Buttermilk Cherry Muffins

Not only does the buttermilk in this recipe keep every bite moist and fluffy, it also keeps the cherries bright red even after baking.


16 muffins



  • 1/2 cup dried cherries, coarsely chopped
  • 3/4 cup buttermilk
  • 2 cups all-purpose flour
  • 2 teaspoons baking powder
  • 1 teaspoon baking soda
  • 1/4 teaspoon salt
  • 6 tablespoons butter, softened
  • 2/3 cup Granulated Sugar
  • 1 egg
  • 1/4 teaspoon almond extract
  • 1/2 teaspoon vanilla extract

Streusel Topping

  • 1/4 cup Light Brown Sugar
  • 1/4 cup almonds, chopped
  • 3 tablespoons all-purpose flour
  • 1/2 teaspoon cinnamon
  • 2 tablespoons cold butter



Preheat oven to 350° F. Grease 16 muffin cups or line with paper baking liners.

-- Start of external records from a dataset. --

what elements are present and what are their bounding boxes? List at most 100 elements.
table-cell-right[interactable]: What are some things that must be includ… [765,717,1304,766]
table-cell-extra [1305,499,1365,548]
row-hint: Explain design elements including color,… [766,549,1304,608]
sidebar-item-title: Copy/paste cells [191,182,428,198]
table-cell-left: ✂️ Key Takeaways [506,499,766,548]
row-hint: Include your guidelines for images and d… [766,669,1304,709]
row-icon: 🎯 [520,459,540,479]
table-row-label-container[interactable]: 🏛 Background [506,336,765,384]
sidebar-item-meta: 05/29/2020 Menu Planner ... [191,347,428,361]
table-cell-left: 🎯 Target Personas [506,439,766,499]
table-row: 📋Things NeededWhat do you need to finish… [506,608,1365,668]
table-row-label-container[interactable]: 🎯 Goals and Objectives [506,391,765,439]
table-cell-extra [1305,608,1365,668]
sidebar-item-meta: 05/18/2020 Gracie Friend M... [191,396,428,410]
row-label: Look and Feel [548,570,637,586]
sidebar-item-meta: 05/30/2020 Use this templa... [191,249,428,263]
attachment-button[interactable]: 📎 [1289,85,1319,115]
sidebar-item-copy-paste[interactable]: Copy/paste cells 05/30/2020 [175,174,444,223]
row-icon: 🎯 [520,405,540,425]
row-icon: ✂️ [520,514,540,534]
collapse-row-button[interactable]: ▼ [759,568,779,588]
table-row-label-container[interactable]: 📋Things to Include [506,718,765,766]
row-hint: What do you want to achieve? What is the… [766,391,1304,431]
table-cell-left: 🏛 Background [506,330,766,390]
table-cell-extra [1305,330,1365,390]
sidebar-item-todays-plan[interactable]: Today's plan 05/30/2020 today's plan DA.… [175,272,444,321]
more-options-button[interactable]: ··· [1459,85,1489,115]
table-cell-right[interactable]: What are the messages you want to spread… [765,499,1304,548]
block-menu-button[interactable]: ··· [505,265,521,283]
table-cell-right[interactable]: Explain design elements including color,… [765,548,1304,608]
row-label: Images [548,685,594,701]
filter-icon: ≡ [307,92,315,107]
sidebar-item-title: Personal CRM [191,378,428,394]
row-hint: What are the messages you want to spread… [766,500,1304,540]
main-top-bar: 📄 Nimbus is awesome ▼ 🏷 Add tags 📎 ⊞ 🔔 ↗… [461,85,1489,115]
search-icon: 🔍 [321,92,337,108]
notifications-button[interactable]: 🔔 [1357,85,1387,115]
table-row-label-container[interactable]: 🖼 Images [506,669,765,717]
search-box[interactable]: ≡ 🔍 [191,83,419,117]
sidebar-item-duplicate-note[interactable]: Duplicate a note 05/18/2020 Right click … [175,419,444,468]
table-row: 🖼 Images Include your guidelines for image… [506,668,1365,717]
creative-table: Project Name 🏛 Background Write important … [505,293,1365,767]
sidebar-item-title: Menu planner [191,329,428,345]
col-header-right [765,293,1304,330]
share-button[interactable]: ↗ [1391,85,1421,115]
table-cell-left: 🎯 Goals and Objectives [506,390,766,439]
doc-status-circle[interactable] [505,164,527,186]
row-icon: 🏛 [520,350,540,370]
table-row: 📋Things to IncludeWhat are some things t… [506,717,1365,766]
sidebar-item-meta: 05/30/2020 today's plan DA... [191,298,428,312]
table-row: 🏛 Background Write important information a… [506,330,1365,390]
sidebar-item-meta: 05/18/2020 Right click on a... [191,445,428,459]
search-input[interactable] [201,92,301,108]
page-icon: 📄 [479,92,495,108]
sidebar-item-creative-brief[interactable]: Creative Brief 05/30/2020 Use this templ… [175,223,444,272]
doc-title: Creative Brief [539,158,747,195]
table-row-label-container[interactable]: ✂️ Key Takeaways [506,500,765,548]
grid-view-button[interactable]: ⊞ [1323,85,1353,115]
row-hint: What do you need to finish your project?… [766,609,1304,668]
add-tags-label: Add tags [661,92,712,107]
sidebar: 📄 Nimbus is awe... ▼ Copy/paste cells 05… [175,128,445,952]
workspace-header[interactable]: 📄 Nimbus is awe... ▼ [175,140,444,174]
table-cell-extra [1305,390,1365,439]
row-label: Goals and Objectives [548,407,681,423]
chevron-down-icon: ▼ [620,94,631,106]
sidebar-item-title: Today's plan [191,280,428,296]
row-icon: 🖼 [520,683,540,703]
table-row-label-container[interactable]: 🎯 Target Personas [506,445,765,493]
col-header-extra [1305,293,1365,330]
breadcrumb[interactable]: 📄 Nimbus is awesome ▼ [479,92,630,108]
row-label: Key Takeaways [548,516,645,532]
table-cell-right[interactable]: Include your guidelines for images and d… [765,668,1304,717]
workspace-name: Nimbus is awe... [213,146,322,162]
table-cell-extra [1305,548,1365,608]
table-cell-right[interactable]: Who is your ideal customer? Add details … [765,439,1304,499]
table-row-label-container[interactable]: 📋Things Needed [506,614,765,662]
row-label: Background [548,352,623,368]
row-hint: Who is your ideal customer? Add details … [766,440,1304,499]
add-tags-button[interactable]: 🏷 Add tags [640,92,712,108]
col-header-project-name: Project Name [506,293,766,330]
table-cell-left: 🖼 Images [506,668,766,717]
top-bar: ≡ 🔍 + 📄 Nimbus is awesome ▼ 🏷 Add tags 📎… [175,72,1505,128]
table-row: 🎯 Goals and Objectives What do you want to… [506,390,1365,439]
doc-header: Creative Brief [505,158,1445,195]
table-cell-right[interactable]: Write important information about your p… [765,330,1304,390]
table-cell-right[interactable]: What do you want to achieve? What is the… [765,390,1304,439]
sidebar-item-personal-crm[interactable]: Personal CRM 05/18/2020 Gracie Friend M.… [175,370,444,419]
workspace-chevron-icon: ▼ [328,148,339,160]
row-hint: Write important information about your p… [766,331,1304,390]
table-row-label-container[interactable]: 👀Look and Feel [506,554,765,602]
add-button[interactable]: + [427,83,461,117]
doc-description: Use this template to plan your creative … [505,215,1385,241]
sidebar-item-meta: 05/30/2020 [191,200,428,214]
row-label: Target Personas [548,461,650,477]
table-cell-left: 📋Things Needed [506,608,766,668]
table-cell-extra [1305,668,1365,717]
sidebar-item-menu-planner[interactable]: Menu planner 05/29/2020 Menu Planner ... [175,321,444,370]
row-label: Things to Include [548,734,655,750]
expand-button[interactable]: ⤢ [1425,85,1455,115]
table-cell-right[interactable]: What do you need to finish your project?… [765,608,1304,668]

In large mixing bowl, combine flour, baking powder, baking soda, and salt; whisk lightly to blend.

In a separate bowl, cream together butter and sugar on medium speed 1 minute. Add egg, vanilla, and almond extracts and beat one minute. Stir in cherries and buttermilk then stir in flour mixture just until blended.

Fill the prepared muffin cups two-thirds full with batter (45 g each, if scaling). Sprinkle each with about 1 1/2 teaspoons of streusel topping, pressing topping lightly into the batter

Bake 22-25 minutes or until toothpick inserted in center comes out clean.

Streusel Topping

In a small bowl, combine sugar, chopped almonds, flour and cinnamon. Cut in cold butter with the back of a fork or using 2 knives until mixture is crumbly. Chill until ready to use.


If you do not have buttermilk available, make sour milk by combining 2 ½ teaspoons lemon juice or white vinegar with enough milk to make 3/4 cup. Let stand 5 minutes before using.